According to Maria J. Grant and Andrew Booth, "the expansion of evidence-based practice across sectors has lead to an increasing variety of review types."  

Some review types have explicit methods (i.e. systematic reviews) while others have more ambiguous methodologies.  

If you plan to conduct a review of the literature, it is important to determine which type of review is most appropriate for your purposes. This guide contains brief descriptions of common review types in the health and social sciences, as well as resources for more in depth information.

Literature Reviews

A literature review is an account of what has been published by scholars and researchers, on a particular topic. You may be asked to write one as an assignment for class, or you may be writing one as part of the introduction to a research article or dissertation. In writing your literature review, you will identify the theories and previous research which have influenced your topic area. - Dena Bain Taylor

A literature review should:

  • Tell the reader what is known, or not known, about a particular issue/topic/subject
  • Demonstrate your knowledge and understanding of a topic
  • Establish context or background for your argument
  • Help you develop your own ideas and perspective


Scoping Reviews

A scoping review "provides a preliminary assessment of the potential size and scope of available research literature. It aims to identify the nature and extent of research evidence." (Grant & Booth, 2009) These reviews can help determine whether a full systematic review is justified, but do not generally include any quality assessment, so cannot be used to recommend changes in practice or policy.

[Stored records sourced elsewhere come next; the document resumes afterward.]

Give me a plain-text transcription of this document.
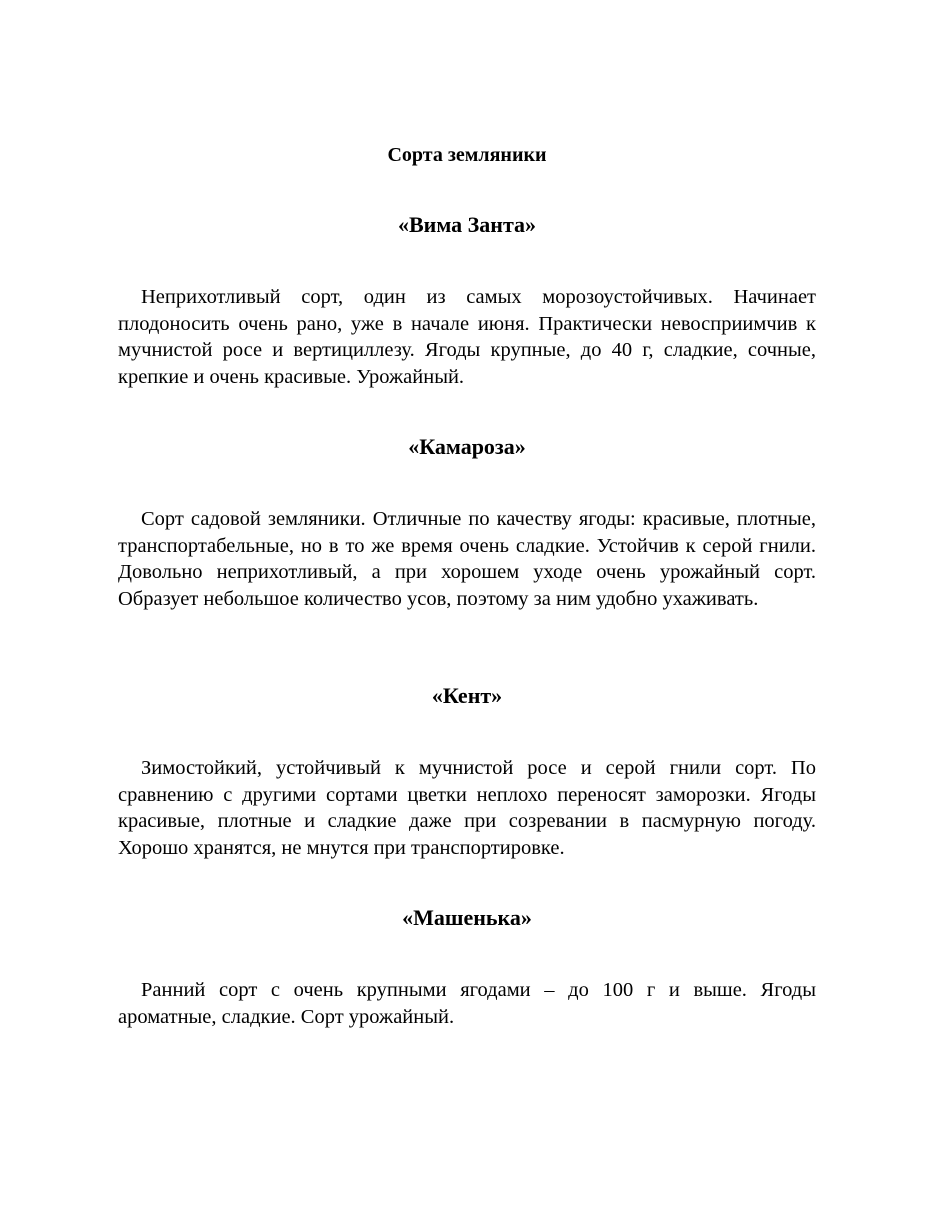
Сорта земляники
«Вима Занта»

Неприхотливый сорт, один из самых морозоустойчивых. Начинает плодоносить очень рано, уже в начале июня. Практически невосприимчив к мучнистой росе и вертициллезу. Ягоды крупные, до 40 г, сладкие, сочные, крепкие и очень красивые. Урожайный.

«Камароза»

Сорт садовой земляники. Отличные по качеству ягоды: красивые, плотные, транспортабельные, но в то же время очень сладкие. Устойчив к серой гнили. Довольно неприхотливый, а при хорошем уходе очень урожайный сорт. Образует небольшое количество усов, поэтому за ним удобно ухаживать.

«Кент»

Зимостойкий, устойчивый к мучнистой росе и серой гнили сорт. По сравнению с другими сортами цветки неплохо переносят заморозки. Ягоды красивые, плотные и сладкие даже при созревании в пасмурную погоду. Хорошо хранятся, не мнутся при транспортировке.

«Машенька»

Ранний сорт с очень крупными ягодами – до 100 г и выше. Ягоды ароматные, сладкие. Сорт урожайный.
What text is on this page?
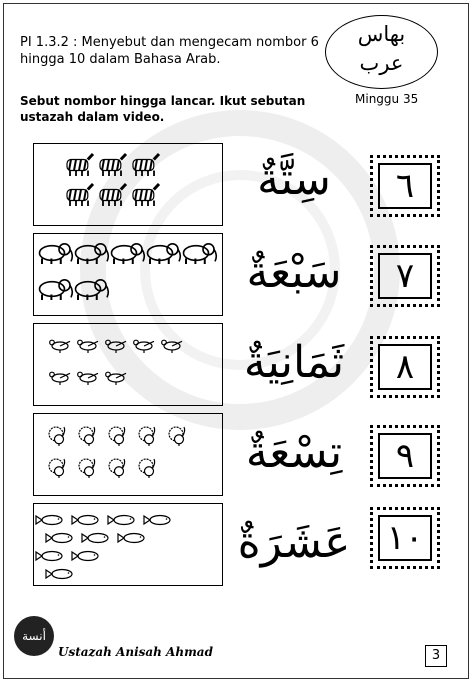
PI 1.3.2 : Menyebut dan mengecam nombor 6 hingga 10 dalam Bahasa Arab.
Sebut nombor hingga lancar. Ikut sebutan ustazah dalam video.
بهاس
عرب
Minggu 35
سِتَّةٌ	٦
سَبْعَةٌ	٧
ثَمَانِيَةٌ	٨
تِسْعَةٌ	٩
عَشَرَةٌ ١٠
أنسة
Ustazah Anisah Ahmad	3
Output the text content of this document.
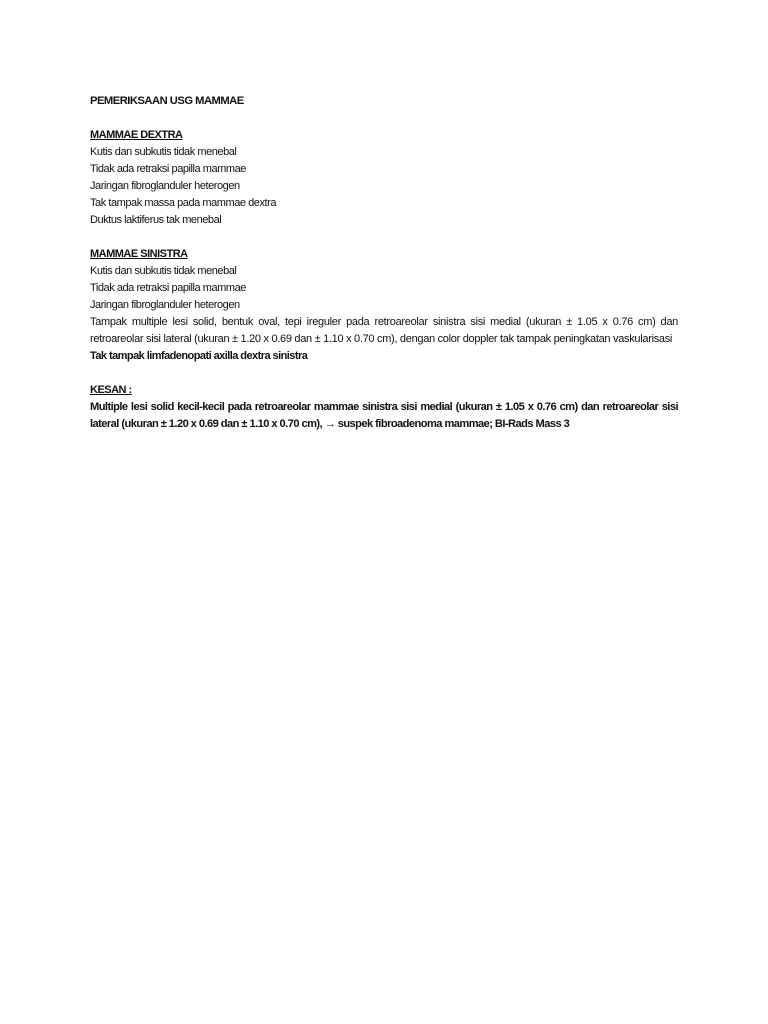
PEMERIKSAAN USG MAMMAE

MAMMAE DEXTRA

Kutis dan subkutis tidak menebal

Tidak ada retraksi papilla mammae

Jaringan fibroglanduler heterogen

Tak tampak massa pada mammae dextra

Duktus laktiferus tak menebal

MAMMAE SINISTRA

Kutis dan subkutis tidak menebal

Tidak ada retraksi papilla mammae

Jaringan fibroglanduler heterogen

Tampak multiple lesi solid, bentuk oval, tepi ireguler pada retroareolar sinistra sisi medial (ukuran ± 1.05 x 0.76 cm) dan retroareolar sisi lateral (ukuran ± 1.20 x 0.69 dan ± 1.10 x 0.70 cm), dengan color doppler tak tampak peningkatan vaskularisasi

Tak tampak limfadenopati axilla dextra sinistra

KESAN :

Multiple lesi solid kecil-kecil pada retroareolar mammae sinistra sisi medial (ukuran ± 1.05 x 0.76 cm) dan retroareolar sisi lateral (ukuran ± 1.20 x 0.69 dan ± 1.10 x 0.70 cm), → suspek fibroadenoma mammae; BI-Rads Mass 3
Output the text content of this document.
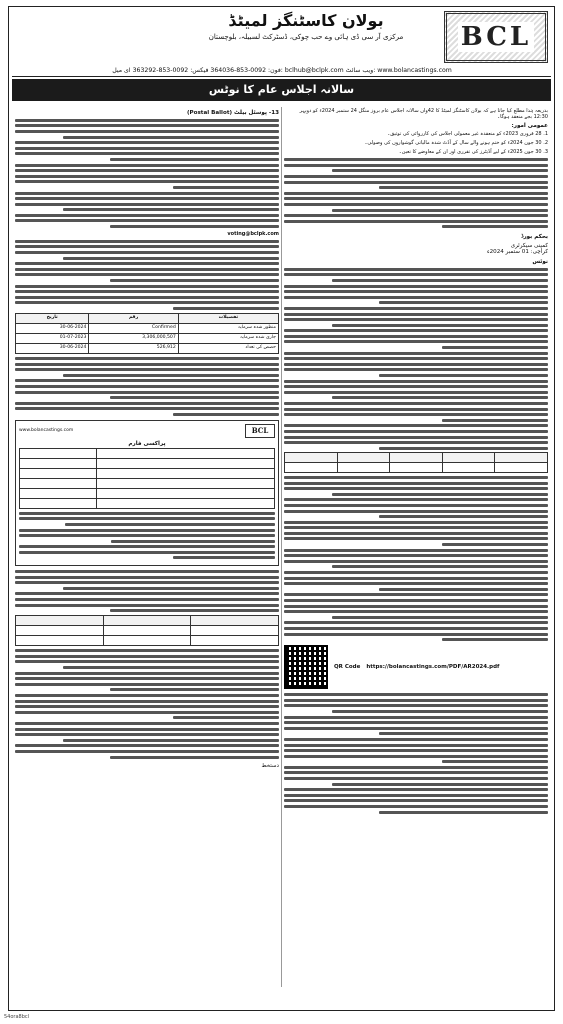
BCL
بولان کاسٹنگز لمیٹڈ
مرکزی آر سی ڈی ہائی وے حب چوکی، ڈسٹرکٹ لسبیلہ، بلوچستان
فون: 0092-853-364036 فیکس: 0092-853-363292 ای میل: bclhub@bclpk.com ویب سائٹ: www.bolancastings.com
سالانہ اجلاس عام کا نوٹس
بذریعہ ہٰذا مطلع کیا جاتا ہے کہ بولان کاسٹنگز لمیٹڈ کا 42واں سالانہ اجلاس عام بروز منگل 24 ستمبر 2024ء کو دوپہر 12:30 بجے منعقد ہوگا۔
عمومی امور:
1. 28 فروری 2023ء کو منعقدہ غیر معمولی اجلاس کی کارروائی کی توثیق۔
2. 30 جون 2024ء کو ختم ہونے والے سال کے آڈٹ شدہ مالیاتی گوشواروں کی وصولی۔
3. 30 جون 2025ء کے لیے آڈیٹرز کی تقرری اور ان کے معاوضے کا تعین۔
بحکم بورڈ
کمپنی سیکرٹری
کراچی: 01 ستمبر 2024ء
نوٹس

QR Code https://bolancastings.com/PDF/AR2024.pdf
13- پوسٹل بیلٹ (Postal Ballot)
voting@bclpk.com
تفصیلات	رقم	تاریخ
منظور شدہ سرمایہ	Confirmed	30-06-2024
جاری شدہ سرمایہ	3,306,000,507	01-07-2023
حصص کی تعداد	526,912	30-06-2024
www.bolancastings.com	BCL
پراکسی فارم

دستخط
54ora8bcl
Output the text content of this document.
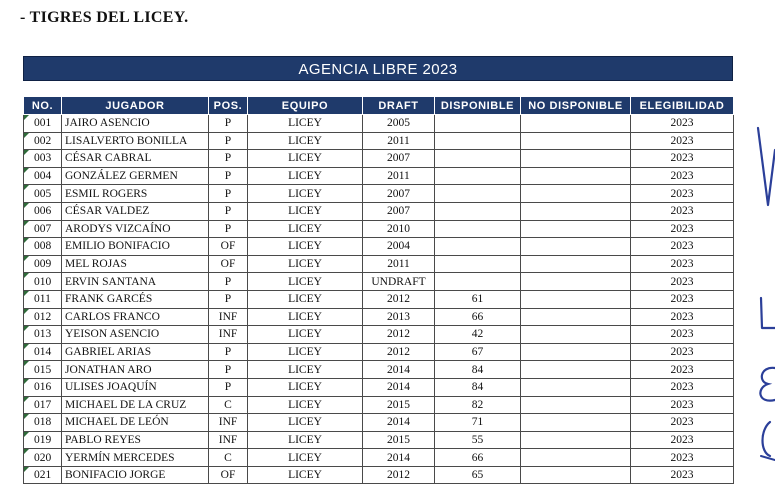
- TIGRES DEL LICEY.
AGENCIA LIBRE 2023
NO.	JUGADOR	POS.	EQUIPO	DRAFT	DISPONIBLE	NO DISPONIBLE	ELEGIBILIDAD
001	JAIRO ASENCIO	P	LICEY	2005			2023
002	LISALVERTO BONILLA	P	LICEY	2011			2023
003	CÉSAR CABRAL	P	LICEY	2007			2023
004	GONZÁLEZ GERMEN	P	LICEY	2011			2023
005	ESMIL ROGERS	P	LICEY	2007			2023
006	CÉSAR VALDEZ	P	LICEY	2007			2023
007	ARODYS VIZCAÍNO	P	LICEY	2010			2023
008	EMILIO BONIFACIO	OF	LICEY	2004			2023
009	MEL ROJAS	OF	LICEY	2011			2023
010	ERVIN SANTANA	P	LICEY	UNDRAFT			2023
011	FRANK GARCÉS	P	LICEY	2012	61		2023
012	CARLOS FRANCO	INF	LICEY	2013	66		2023
013	YEISON ASENCIO	INF	LICEY	2012	42		2023
014	GABRIEL ARIAS	P	LICEY	2012	67		2023
015	JONATHAN ARO	P	LICEY	2014	84		2023
016	ULISES JOAQUÍN	P	LICEY	2014	84		2023
017	MICHAEL DE LA CRUZ	C	LICEY	2015	82		2023
018	MICHAEL DE LEÓN	INF	LICEY	2014	71		2023
019	PABLO REYES	INF	LICEY	2015	55		2023
020	YERMÍN MERCEDES	C	LICEY	2014	66		2023
021	BONIFACIO JORGE	OF	LICEY	2012	65		2023
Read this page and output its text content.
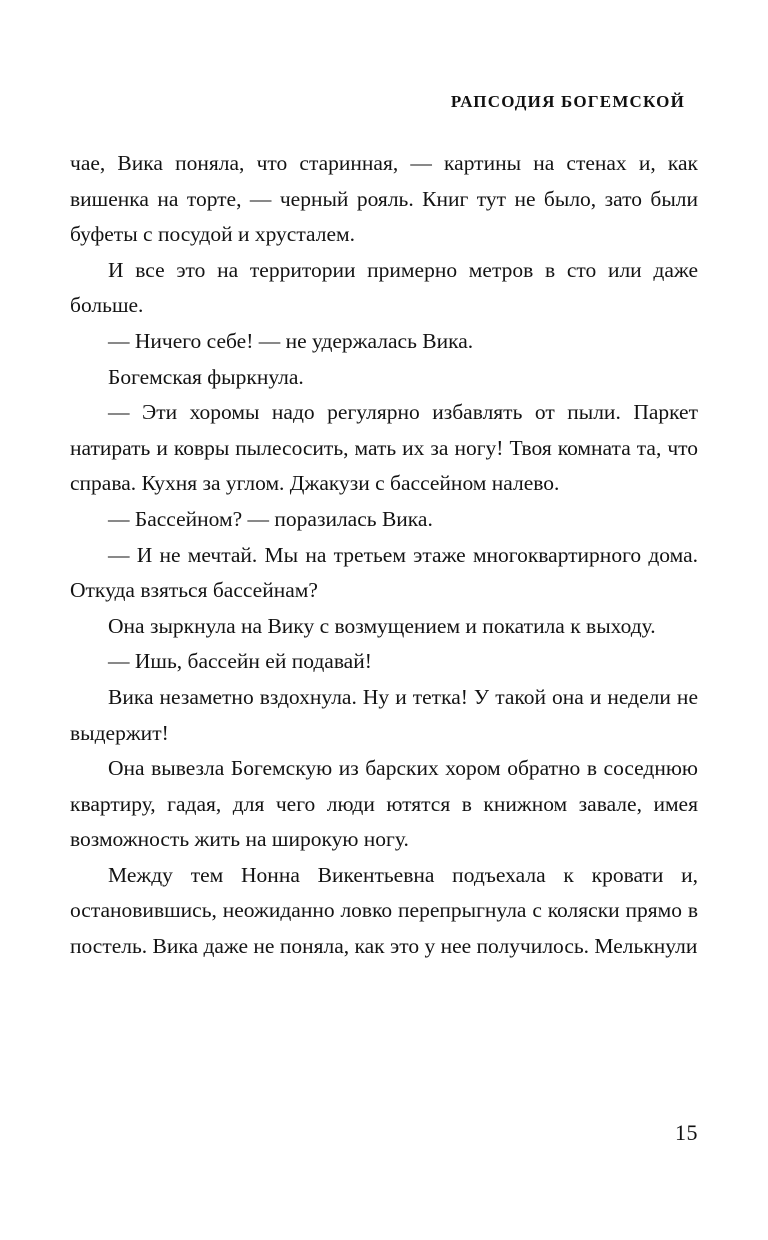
РАПСОДИЯ БОГЕМСКОЙ

чае, Вика поняла, что старинная, — картины на стенах и, как вишенка на торте, — черный рояль. Книг тут не было, зато были буфеты с посудой и хрусталем.

И все это на территории примерно метров в сто или даже больше.

— Ничего себе! — не удержалась Вика.

Богемская фыркнула.

— Эти хоромы надо регулярно избавлять от пыли. Паркет натирать и ковры пылесосить, мать их за ногу! Твоя комната та, что справа. Кухня за углом. Джакузи с бассейном налево.

— Бассейном? — поразилась Вика.

— И не мечтай. Мы на третьем этаже многоквартирного дома. Откуда взяться бассейнам?

Она зыркнула на Вику с возмущением и покатила к выходу.

— Ишь, бассейн ей подавай!

Вика незаметно вздохнула. Ну и тетка! У такой она и недели не выдержит!

Она вывезла Богемскую из барских хором обратно в соседнюю квартиру, гадая, для чего люди ютятся в книжном завале, имея возможность жить на широкую ногу.

Между тем Нонна Викентьевна подъехала к кровати и, остановившись, неожиданно ловко перепрыгнула с коляски прямо в постель. Вика даже не поняла, как это у нее получилось. Мелькнули

15
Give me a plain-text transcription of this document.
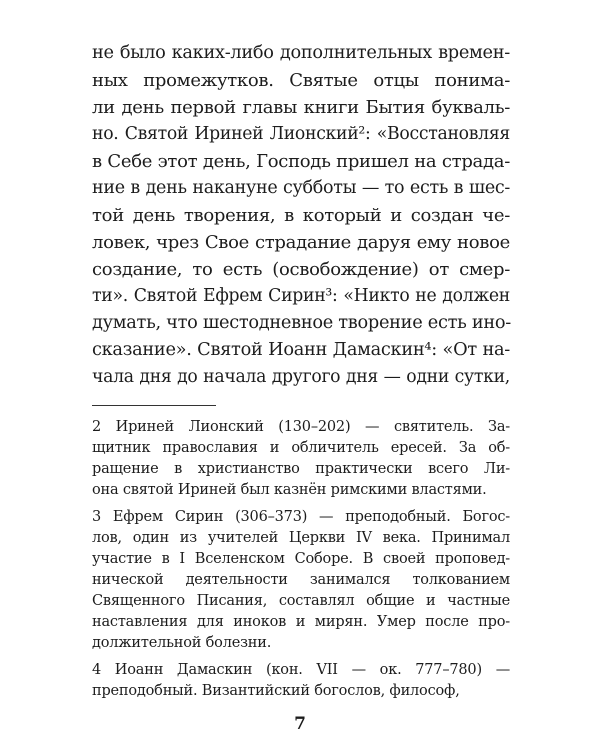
не было каких-либо дополнительных времен-
ных промежутков. Святые отцы понима-
ли день первой главы книги Бытия букваль-
но. Святой Ириней Лионский²: «Восстановляя
в Себе этот день, Господь пришел на страда-
ние в день накануне субботы — то есть в шес-
той день творения, в который и создан че-
ловек, чрез Свое страдание даруя ему новое
создание, то есть (освобождение) от смер-
ти». Святой Ефрем Сирин³: «Никто не должен
думать, что шестодневное творение есть ино-
сказание». Святой Иоанн Дамаскин⁴: «От на-
чала дня до начала другого дня — одни сутки,
2 Ириней Лионский (130–202) — святитель. За-
щитник православия и обличитель ересей. За об-
ращение в христианство практически всего Ли-
она святой Ириней был казнён римскими властями.
3 Ефрем Сирин (306–373) — преподобный. Богос-
лов, один из учителей Церкви IV века. Принимал
участие в I Вселенском Соборе. В своей проповед-
нической деятельности занимался толкованием
Священного Писания, составлял общие и частные
наставления для иноков и мирян. Умер после про-
должительной болезни.
4 Иоанн Дамаскин (кон. VII — ок. 777–780) —
преподобный. Византийский богослов, философ,
7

The Scoping Review Process (Arksey & O'Malley, 2005)

  • Identifying the research question
  • Identifying relevant studies
  • Study selection
  • Charting the data
  • Collating, summarizing, and reporting the results

The scoping review is a highly iterative process. The search process, study selection, and analysis may require several iterations to fully develop the review and get the most useful information.


Rapid Reviews

Rapid reviews aim to be rigorous in their methodology, similar to a systematic review, but set limits on the process in order to shorten the timeframe of review completion (Grant & Booth 2009). Several stages of the review process may be limited, including the scope of the question, the comprehensiveness of the search strategy, or the quality appraisal. The review authors explore the effects these limited methods may have had on the results.